Iirc, it uses canvas under the hood.

------
malydok
If you don't need to install stuff from npm and prefer to hack your own,
here's a nice list of CSS patterns to get you started:
[https://leaverou.github.io/css3patterns/](https://leaverou.github.io/css3patterns/)

------
Accacin
Wonderful! The demo site hijacks my back button, and the animations are
incredibly slow.

Edit: Rereading made me sound very salty. Nice project and I'm sure I'll use
it in the future.

------
zerkten
I really like this, but it would be great if the example site didn't use that
scrolling. I wanted to click between examples and I browsed away because it
took too long. Bookmarked for my next project though.

------
harrisreynolds
This is very cool. I'd like to include this library in the website builder
we've built for Webase [1]. We currently have a color background and an image
background but these patterns would make it easy for non-coders to add some
panache!

Thank you for sharing!

[1] [https://www.webase.com](https://www.webase.com)

------
jaquers
Thanks for the patterns, they look great! Some have commented about the
usability of the sidebar / js autoscroll, which could be improved—but it is
functional and am I gonna use this as my homepage or am I gonna configure this
into my project one time when I need it?! ... jeesh, lighten up.

------
calibas
Works great in Chrome, but many of them aren't smooth in Firefox. It doesn't
seem to like diagonal lines, the display is inconsistent.

I'm guessing it's a bug in Firefox with sub-pixel rounding.

------
spankalee
It'd be nice if this used CSS variables so that you didn't need hardcoded sm,
md, lg, and xl sizes, but could set the size to any length.

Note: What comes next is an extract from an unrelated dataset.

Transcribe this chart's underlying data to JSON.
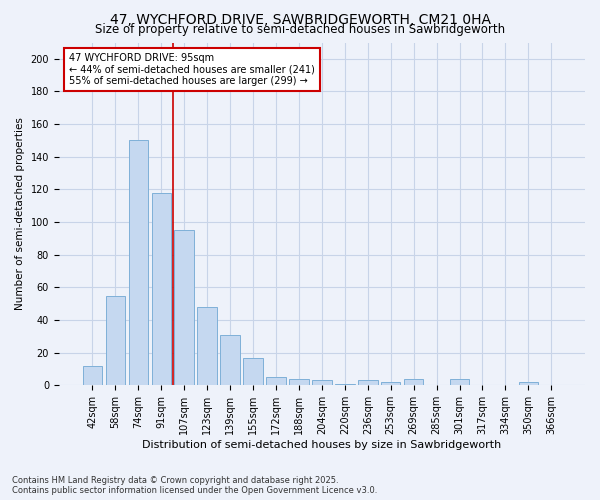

Looks like from the source that this would cut the size by 75%.

------
detaro
Hm, the diagonal lines are rendering quite badly for me (randomly jagged
edges). Anyone else seeing this? (I'm on Linux, FF75)

------
queercode
Love it!

Site could use some help though. Consider making a repo for the actual website
please! Would love to help clean it up a bit.

------
Funes-
>>Features

>Only CSS. No JavaScript!

It _is_ indeed a feature, and one that I wish the vast majority of websites
adopted.

------
gorpomon
I always love seeing small, yet very valuable and informative projects on the
front-page-- bravo!

------
truesy
reminds me of the 'ol stripe generators, that were big in the early 2000s

------
greencore
I bet this will the hottest web-design trend for next two years.